The German Journal

Wrestling with Human Cognition…

12 min readSep 9, 2018

If you’re reading this and you’re not me, you’re probably doing it wrong. There are articles that, though also read by almost no-one else, had been intended for a broader audience.

I’m making a web app for myself to learn German. The reason for writing all this down is to remember what I’m doing — looking at all the images and notes and sketches collected over the years, I used to be a creative man, someone full of ideas and optimism and aspirations — now I’m a husk of a man who can’t even remember what lunch was yesterday.

When I read a README written by past self, that really helps:

That’s why I’m gonna write things down.

So what’s on the agenda? Cleaning up data. Currently, each entry looks relatively messy, look at the mis-aligned IPA, the unstyled lists…

The scraped HTML source looks even messier, with lots of levels and lots of unexplained attributes. Today I spent probably an hour looking for a piece of A4 paper where I annotated with colourful highlighters the structure of these entries — to no avail — though I found some other things that could not be found when they were being searched for…

All those notes I thought I would “come back to someday”, in Evernote, in email attachments, in photos, in scans, in Pocket, in bookmarks, become practically impossible to find when you want to find something…

Speaking of being organised, I used to have a whole setup built, following David Allen’s system, 43 folders and colour-coded filing and whatnot…

So the first thing — and this was an idea from before but I could not remember the details — is to build a visualiser:

It has a web server that read local files (raw lexical HTML)
I can browse through different files quickly, e.g. using the arrow keys
The page will request the file content then inject it into the page
There’s common CSS styling

I then write the CSS according to what the file structure is conceived to be, and transform the files to prune exceptions…

Lexical Visualiser

More ideas are coming back from my memory, for example, I wanted to use pseudo-elements to add tiny labels to display elements on the page.

Good news! Found the sheet of annotations when casually clearing a benchtop…
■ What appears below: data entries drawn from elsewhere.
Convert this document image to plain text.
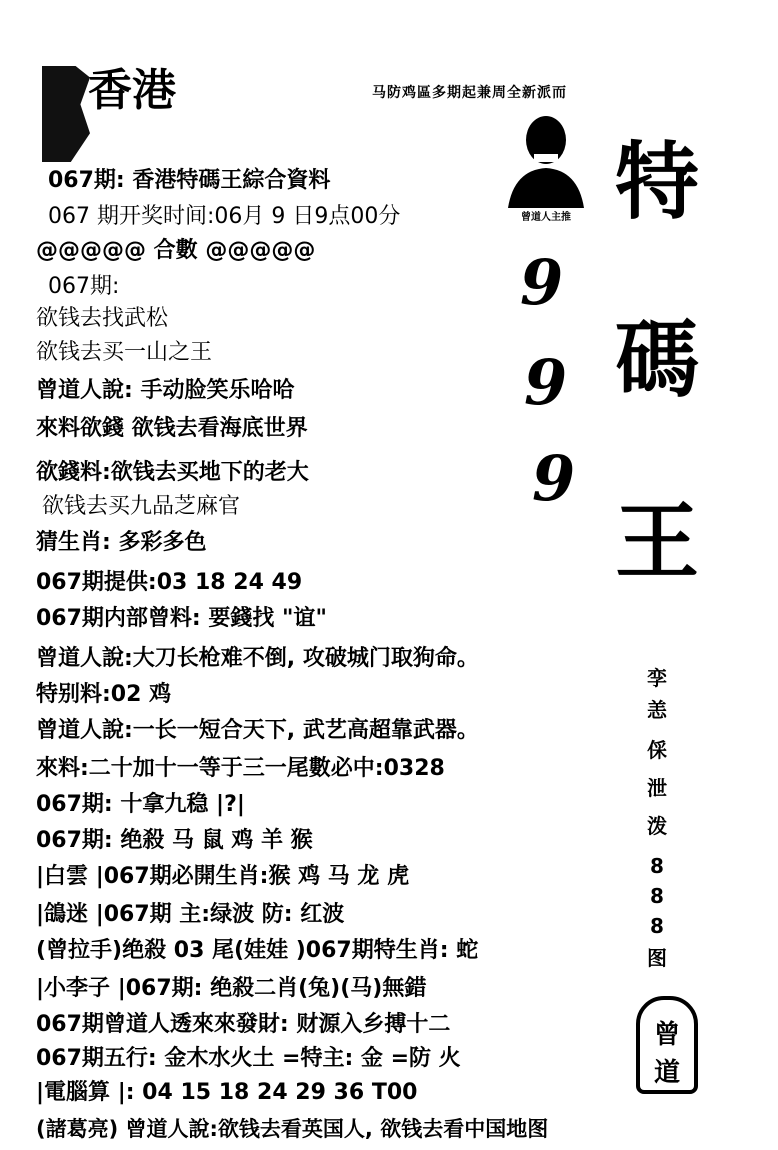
香港	马防鸡區多期起兼周全新派而
曾道人主推
9
9
9
特
碼
王
孪
恙
倸
泄
泼
8
8
8
图
曾
道
067期: 香港特碼王綜合資料
067 期开奖时间:06月 9 日9点00分
@@@@@ 合數 @@@@@
067期:
欲钱去找武松
欲钱去买一山之王
曾道人說: 手动脸笑乐哈哈
來料欲錢 欲钱去看海底世界
欲錢料:欲钱去买地下的老大
欲钱去买九品芝麻官
猜生肖: 多彩多色
067期提供:03 18 24 49
067期内部曾料: 要錢找 "谊"
曾道人說:大刀长枪难不倒, 攻破城门取狗命。
特别料:02 鸡
曾道人說:一长一短合天下, 武艺高超靠武器。
來料:二十加十一等于三一尾數必中:0328
067期: 十拿九稳 |?|
067期: 绝殺 马 鼠 鸡 羊 猴
|白雲 |067期必開生肖:猴 鸡 马 龙 虎
|鴿迷 |067期 主:绿波 防: 红波
(曾拉手)绝殺 03 尾(娃娃 )067期特生肖: 蛇
|小李子 |067期: 绝殺二肖(兔)(马)無錯
067期曾道人透來來發財: 财源入乡搏十二
067期五行: 金木水火土 =特主: 金 =防 火
|電腦算 |: 04 15 18 24 29 36 T00
(諸葛亮) 曾道人說:欲钱去看英国人, 欲钱去看中国地图
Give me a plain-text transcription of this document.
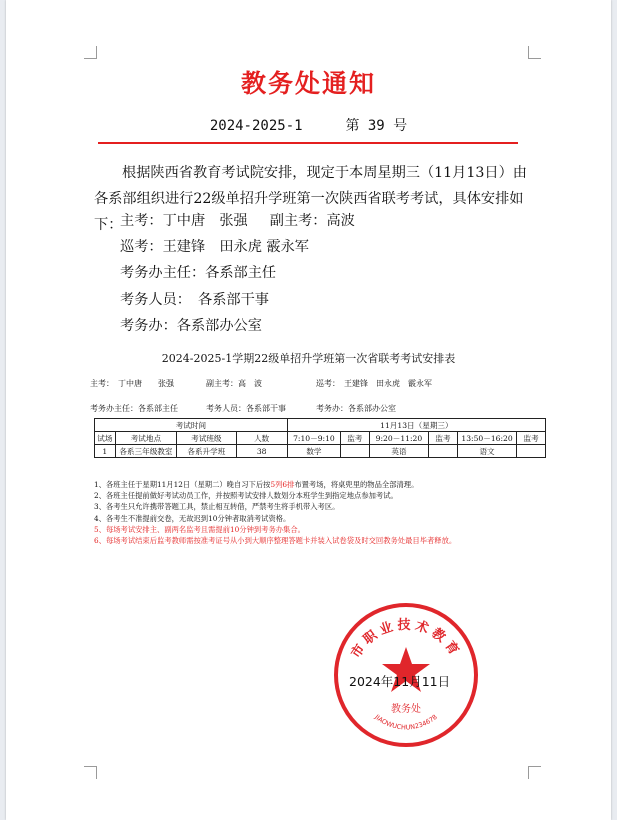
教务处通知
2024-2025-1	第 39 号
根据陕西省教育考试院安排，现定于本周星期三（11月13日）由各系部组织进行22级单招升学班第一次陕西省联考考试，具体安排如下：
主考：丁中唐　张强 副主考：高波
巡考：王建锋　田永虎 霰永军
考务办主任：各系部主任
考务人员：　各系部干事
考务办：各系部办公室
2024-2025-1学期22级单招升学班第一次省联考考试安排表
主考：　丁中唐　　张强	副主考：高　波	巡考：　王建锋　田永虎　霰永军
考务办主任：各系部主任	考务人员：各系部干事	考务办：各系部办公室
考试时间				11月13日（星期三）					
试场	考试地点	考试班级	人数	7:10－9:10	监考	9:20－11:20	监考	13:50－16:20	监考
1	各系三年级教室	各系升学班	38	数学		英语		语文	
1、各班主任于星期11月12日（星期二）晚自习下后按5列6排布置考场，将桌兜里的物品全部清理。
2、各班主任提前做好考试动员工作，并按照考试安排人数划分本班学生到指定地点参加考试。
3、各考生只允许携带答题工具，禁止相互转借，严禁考生将手机带入考区。
4、各考生不准提前交卷，无故迟到10分钟者取消考试资格。
5、每场考试安排主、副两名监考且需提前10分钟到考务办集合。
6、每场考试结束后监考教师需按准考证号从小到大顺序整理答题卡并装入试卷袋及时交回教务处最目毕者释放。
市职业技术教育
教务处
JIAOWUCHUN234678
2024年11月11日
Add a “Hello World” Express server:

Make a static directory public.
The web interface, the UI code for controls, and the stylesheet live in this public directory.
Add a place-holder GET endpoint

The UI-Server cycle:

Add a key-down listener on the page
When a certain key is pressed, the page makes an Ajax call to an endpoint defined in Express
Express reads data from the file system, and send back the response

Example:

User presses ‘Right Arrow’ on front-end
This fires an Ajax call to ‘/next’ to the host
Express has a handler for ‘/next’, which sends back the payload
Front-end renders the payload (HTML fragment)

Adding IPA Font

Add Charis SIL font:

@font-face {
  font-family: Charis;
  src: url('http://site/fonts/charis.ttf');
}.ipa {
  font-family: 'Charis', serif;
}

Cleaning Up Headwords

What to do with numbered homonyms?
Gender and regional variants (inside the headline block)?
Grammar labels (e.g. ‘separable’)?
“Word Forms” outside the content block
“Word Forms” inside the content block — and sometimes IPAs
Labels inside .entry-content .lexical-group

Oh, what a mess…

The dangling text node of H2 should be moved to a separate element

The number of “.lexical-group” DIVs can be more than one… possibly applying more to verbs than nouns:

Next steps:

Change the class of first H2 .orth block to “canonical”
Replace exclamation mark with an “interjection” label
Break up headline block at <em class=”italics”> or </em> then into sibling wrapper elements

Some useful notes from 2015:

Lexicography with Mongo: 7

Navigating a Corpus of German Quotes

medium.com

Lexicography with Mongo: 8

Lemmatisation and Frequency Bands for German

medium.com

Lexicography with Mongo: 9

Annotating Sentences with Lexical Information

medium.com

Now it’s equally hard to remember a new word as to remember the inspirations in my mind years ago…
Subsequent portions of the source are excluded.